Minkowski
Overview
Minkowski implements skip-gram training for learning word embeddings from continous text in hyperbolic space. Based on code from fastText, each word in the vocabulary is represented by a point on the hyperboloid model in Minkowski space. The embeddings are then optimized by negative sampling to minimize the hyperbolic distance of co-occurring words.
The differences to fastText are as follows:
- Word vectors are situated on the hyperboloid model of hyperbolic space.
- The similarity of two vectors is anti-proportional to their hyperbolic distance.
- In multithreaded training, individual word vectors are locked while being updated, so that no other thread can overwrite them and thus violate the constraint of the hyperboloid.
- The option to specify start and end learning rates and a number of burnin epochs with lower learning rate.
- It is possible to store intermediate word vectors using the checkpoint command line argument.
- It is possible to specify the power to which the unigram distribution is raised for negative sampling.
Installation
In order to build the executable, a recent C++ compiler and CMake need to be installed (tested with g++ 5.4.0 and CMake 3.11.0-rc2).
The following commands produce the executable minkowski in the build directory :
git clone ... ./minkowski
cd .. & mkdir minkowski-build & cd minkowski-build
cmake ../minkowski
make
Usage
The following command line parameters are available:
$ ./minkowski
Empty input or output path.
-input training file path
-output output file path
-min-count minimal number of word occurences [5]
-t sub-sampling threshold (0=no subsampling) [0.0001]
-start-lr start learning rate [0.05]
-end-lr end learning rate [0.05]
-burnin-lr fixed learning rate for the burnin epochs [0.05]
-max-step-size max. dist to travel in one update [2]
-dimension dimension of the Minkowski ambient [100]
-window-size size of the context window [5]
-init-std-dev stddev of the hyperbolic distance from the base point for initialization [0.1]
-burnin-epochs number of extra prelim epochs with burn-in learning rate [0]
-epochs number of epochs with learning rate linearly decreasing from -start-lr to -end-lr [5]
-number-negatives number of negatives sampled [5]
-distribution-power power used to modified distribution for negative sampling [0.5]
-checkpoint-interval save vectors every this many epochs [-1]
-threads number of threads [12]
-seed seed for the random number generator [1]
n.b. only deterministic if single threaded!
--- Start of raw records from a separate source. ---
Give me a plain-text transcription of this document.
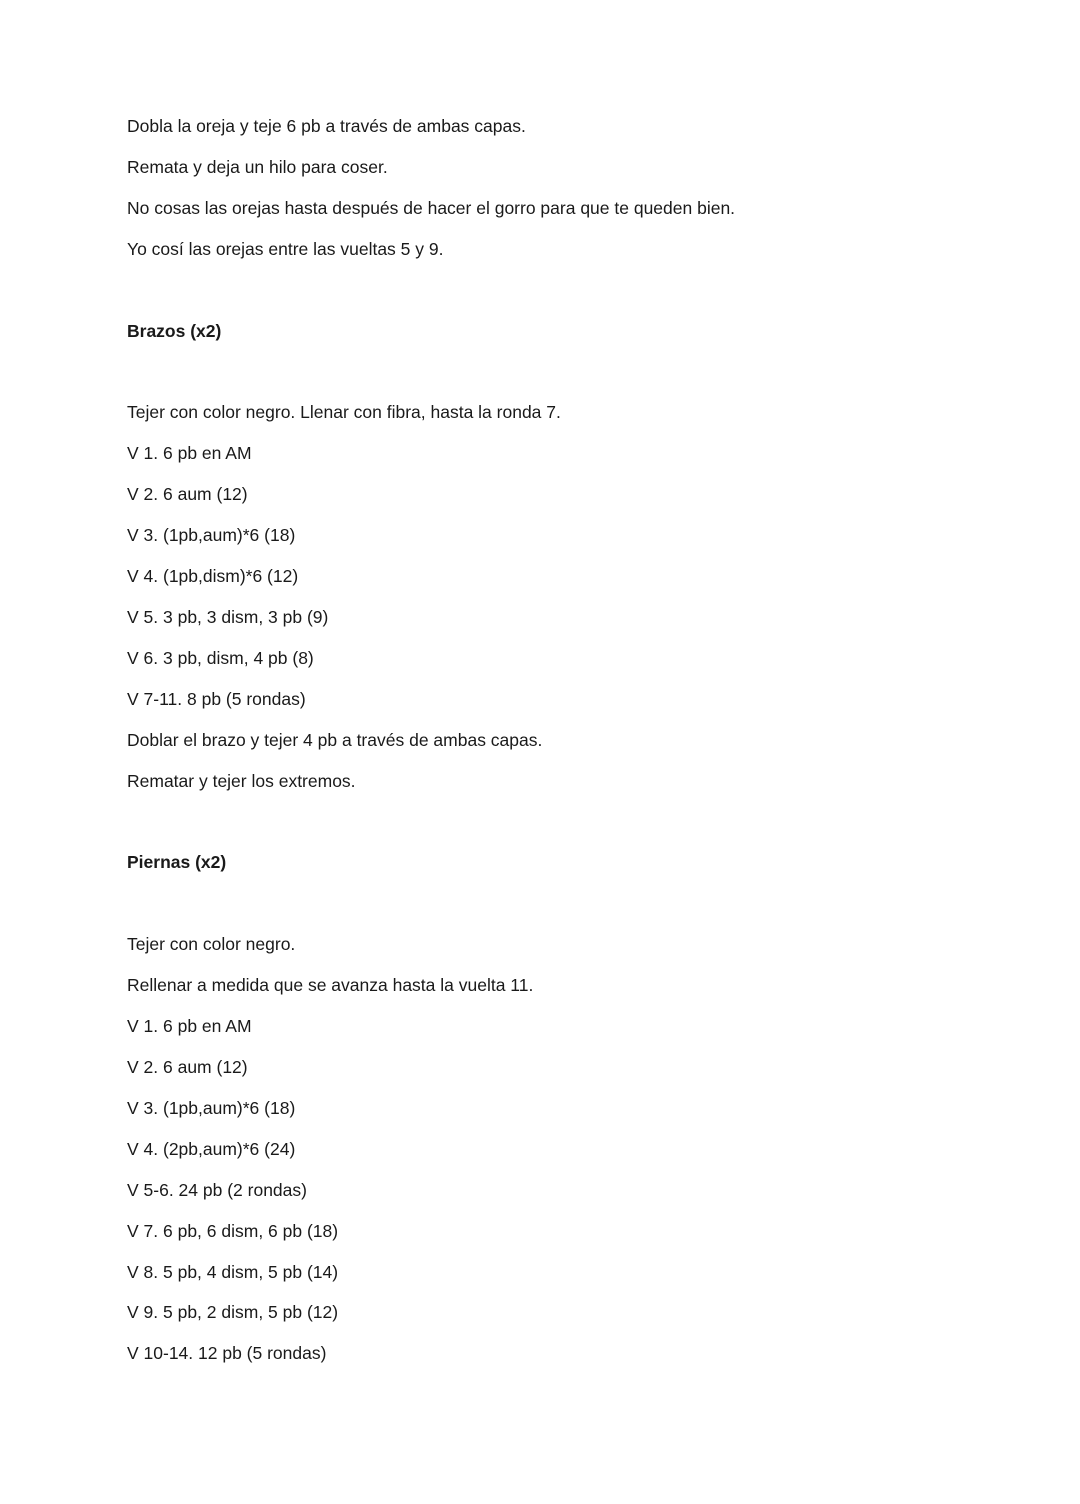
Dobla la oreja y teje 6 pb a través de ambas capas.
Remata y deja un hilo para coser.
No cosas las orejas hasta después de hacer el gorro para que te queden bien.
Yo cosí las orejas entre las vueltas 5 y 9.
Brazos (x2)
Tejer con color negro. Llenar con fibra, hasta la ronda 7.
V 1. 6 pb en AM
V 2. 6 aum (12)
V 3. (1pb,aum)*6 (18)
V 4. (1pb,dism)*6 (12)
V 5. 3 pb, 3 dism, 3 pb (9)
V 6. 3 pb, dism, 4 pb (8)
V 7-11. 8 pb (5 rondas)
Doblar el brazo y tejer 4 pb a través de ambas capas.
Rematar y tejer los extremos.
Piernas (x2)
Tejer con color negro.
Rellenar a medida que se avanza hasta la vuelta 11.
V 1. 6 pb en AM
V 2. 6 aum (12)
V 3. (1pb,aum)*6 (18)
V 4. (2pb,aum)*6 (24)
V 5-6. 24 pb (2 rondas)
V 7. 6 pb, 6 dism, 6 pb (18)
V 8. 5 pb, 4 dism, 5 pb (14)
V 9. 5 pb, 2 dism, 5 pb (12)
V 10-14. 12 pb (5 rondas)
An example call looks like this:
$ ./minkowski -input textfile.txt -output embeddings -dimension 50 -start-lr 0.1
-end-lr 0 -epochs 3 -min-count 15 -t 1e-5 -window-size 10 -number-negatives 10
-threads 64
References
[1] Tomas Mikolov, Kai Chen, Greg Corrado, Jeffrey Dean: Efficient estimation of word representations in vector space. arXiv preprint arXiv:1301.3781. [pdf] (https://arxiv.org/pdf/1301.3781.pdf?)
[2] Maximilian Nickel, Douwe Kiela: Poincaré Embeddings for Learning Hierarchical Representations. NIPS 2017. [pdf](https://papers.nips .cc/paper/7213-poincare-embeddings-for-learning-hierarchical-representations.pdf)